The governor issued the warning over concerns of a lake-effect snowstorm heading for Buffalo and the surrounding area, bringing anywhere from three to six feet of snow over the rest of the week, according to the National Weather Service. Snow has already started to coat Lake Ontario and Lake Erie, with ongoing precipitation expected to cultivate a “paralyzing snowfall” that could be “potential high-impact” and “long-duration” throughout western New York state.

Fox Weather suggested that snow could potentially fall at a rate of 3 inches an hour and an extremely rare weather event known as “thundersnow,” in which snowfall comes with an intense thunderstorm, could also hit the state.

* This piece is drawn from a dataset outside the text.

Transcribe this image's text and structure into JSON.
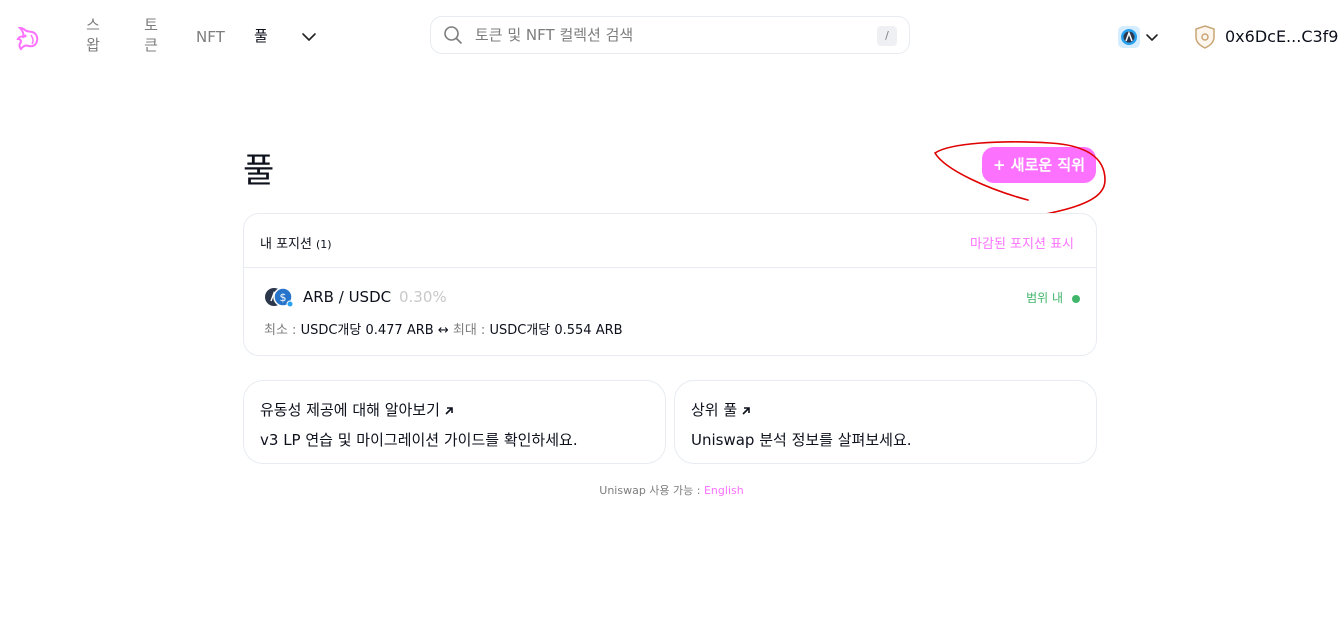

The weather over New York throughout the weekend could render travel almost impossible, according to AccuWeather. The rare, early-season phenomenon could land in the weather history books.

“These early-season events can be potent, as lake water temperatures are still quite mild compared to the middle to the latter part of winter,” AccuWeather meteorologist Matt Benz noted. (RELATED: ‘Co-operate Or Perish’: UN Chief Loses It At Climate Summit)

Almost exactly eight years ago, a similar event took place, with more than 65 inches of snow falling just south of Buffalo, dubbed “snowvember,” Fox Weather noted. First responders are already preparing themselves and their crews for the worst, with the potential for roof collapses and power outages from downed lines throughout the state, the New York Post reported.